Having Grinter and Higgins on the board creates a bigger hurdle of mistrust for people in the department, Mata said. “From the rank and file, it just revalidates their opinion that they didn’t have a fair shot in the first place,” he said. Higgins could not be reached for comment.

Grinter isn't sure why her appointment to the board would be so controversial.

“The thing I’m confused about is why anybody would be upset about people on the board who have been active in civil rights or who have participated with civil rights groups,” she said. “I think that if the police association believes that they are adverse to even the concept of civil rights, well that’s problematic, because really the police and civil rights should not be adverse parties. The police are there to protect us and make sure that everyone is treated equally and with civil rights. So, it’s kind of upsetting to me that Mr. Mata feels that that is a threat to him or the police association.”

According to Mata, the relationship between officers and the board hasn’t been good for some time. He said the last community police oversight monitor, Tonya McClary, routinely overstepped her bounds. He also said previous appointees to the board made decisions through feelings, not facts. “That’s not the purpose of the board,” Mata said.

Officers often have to be subpoenaed to appear before the board or they likely won’t show up. Regardless, the subpoena can’t force an officer to talk and, Mata said, they usually don’t. He thinks if there were more trust between the board and officers, maybe this wouldn’t be the case.

“So, what’s the purpose here?” Mata said. “I thought the purpose here was to ensure that the officers felt like they were getting a fair shake, which would encourage them to not only appear but to answer the questions from the oversight board.”

Mata, who has been with DPD for more than 25 years, thinks the board is taking the wrong approach to its job.

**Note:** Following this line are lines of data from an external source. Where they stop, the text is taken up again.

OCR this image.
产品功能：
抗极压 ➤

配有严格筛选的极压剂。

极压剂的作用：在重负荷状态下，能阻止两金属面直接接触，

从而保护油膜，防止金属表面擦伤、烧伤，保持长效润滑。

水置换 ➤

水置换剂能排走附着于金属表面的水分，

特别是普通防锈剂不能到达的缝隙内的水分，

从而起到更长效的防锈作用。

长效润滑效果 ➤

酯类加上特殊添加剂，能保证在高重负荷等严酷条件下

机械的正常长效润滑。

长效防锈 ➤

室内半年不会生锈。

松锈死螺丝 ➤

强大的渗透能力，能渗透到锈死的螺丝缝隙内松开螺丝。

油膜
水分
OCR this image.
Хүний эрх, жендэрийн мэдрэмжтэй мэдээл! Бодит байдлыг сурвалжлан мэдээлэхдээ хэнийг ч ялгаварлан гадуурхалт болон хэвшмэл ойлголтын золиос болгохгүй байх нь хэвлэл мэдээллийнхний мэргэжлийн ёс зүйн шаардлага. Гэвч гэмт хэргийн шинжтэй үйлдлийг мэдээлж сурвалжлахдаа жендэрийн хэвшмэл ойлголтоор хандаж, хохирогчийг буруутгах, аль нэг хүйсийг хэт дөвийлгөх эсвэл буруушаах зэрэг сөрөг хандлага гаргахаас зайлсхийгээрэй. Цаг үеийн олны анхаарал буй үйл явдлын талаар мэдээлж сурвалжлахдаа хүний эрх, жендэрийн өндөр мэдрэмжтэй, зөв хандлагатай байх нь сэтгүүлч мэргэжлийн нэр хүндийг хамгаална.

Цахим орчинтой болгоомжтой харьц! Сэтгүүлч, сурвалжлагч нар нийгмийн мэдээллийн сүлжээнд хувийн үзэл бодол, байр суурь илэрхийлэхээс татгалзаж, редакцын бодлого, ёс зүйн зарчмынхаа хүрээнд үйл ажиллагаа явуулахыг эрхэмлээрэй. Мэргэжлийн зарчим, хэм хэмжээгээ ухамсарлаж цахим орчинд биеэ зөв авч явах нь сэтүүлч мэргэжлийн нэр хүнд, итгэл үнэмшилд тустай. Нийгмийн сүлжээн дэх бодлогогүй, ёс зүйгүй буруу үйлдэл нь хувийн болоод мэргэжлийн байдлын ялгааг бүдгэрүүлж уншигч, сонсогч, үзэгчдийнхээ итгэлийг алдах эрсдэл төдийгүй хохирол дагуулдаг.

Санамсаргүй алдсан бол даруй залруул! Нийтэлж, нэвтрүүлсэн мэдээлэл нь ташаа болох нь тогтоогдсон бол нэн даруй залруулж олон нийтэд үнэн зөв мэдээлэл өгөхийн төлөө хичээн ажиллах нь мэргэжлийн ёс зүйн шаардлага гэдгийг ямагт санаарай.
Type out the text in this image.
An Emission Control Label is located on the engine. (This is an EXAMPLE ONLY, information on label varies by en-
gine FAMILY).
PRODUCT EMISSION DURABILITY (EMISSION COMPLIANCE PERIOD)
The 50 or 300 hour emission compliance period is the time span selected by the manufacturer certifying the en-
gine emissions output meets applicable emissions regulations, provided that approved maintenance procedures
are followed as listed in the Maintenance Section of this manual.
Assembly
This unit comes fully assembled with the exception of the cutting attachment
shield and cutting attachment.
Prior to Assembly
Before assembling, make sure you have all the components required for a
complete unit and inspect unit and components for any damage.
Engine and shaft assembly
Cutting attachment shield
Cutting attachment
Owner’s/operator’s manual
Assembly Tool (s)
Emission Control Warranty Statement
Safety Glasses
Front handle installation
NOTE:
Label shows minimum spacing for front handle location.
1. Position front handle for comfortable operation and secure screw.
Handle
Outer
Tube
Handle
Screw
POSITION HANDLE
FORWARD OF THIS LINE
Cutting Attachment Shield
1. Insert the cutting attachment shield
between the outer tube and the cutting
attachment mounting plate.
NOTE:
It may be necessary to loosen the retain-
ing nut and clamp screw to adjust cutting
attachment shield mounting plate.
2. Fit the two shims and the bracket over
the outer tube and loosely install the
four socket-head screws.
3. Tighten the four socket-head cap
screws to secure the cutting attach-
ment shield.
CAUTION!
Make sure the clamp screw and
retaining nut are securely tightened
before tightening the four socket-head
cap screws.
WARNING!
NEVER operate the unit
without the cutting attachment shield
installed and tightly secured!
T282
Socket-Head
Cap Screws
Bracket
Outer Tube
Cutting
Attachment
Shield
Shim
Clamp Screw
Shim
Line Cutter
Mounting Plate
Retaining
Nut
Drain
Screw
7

“The whole creation of this board was so that there could be clarity,” he said. “There could be more transparency. There could be more, I don’t want to say accountability, but more understanding between why officers choose to do what they do and the citizens that still have what they feel is a very valid complaint that was not met through the internal affairs division.”

He added: “If that’s the whole purpose, then you should have a committee that is unbiased and is willing to bring the complainant, who is the citizen, and the officer together in that room and explain and just answer those hard questions. If the citizen still feels like they didn’t get a fair shake but the officer was found to have not done anything wrong, well you know what, as adults, there’s plenty of times that we don’t see eye to eye and each just has to walk their own way.”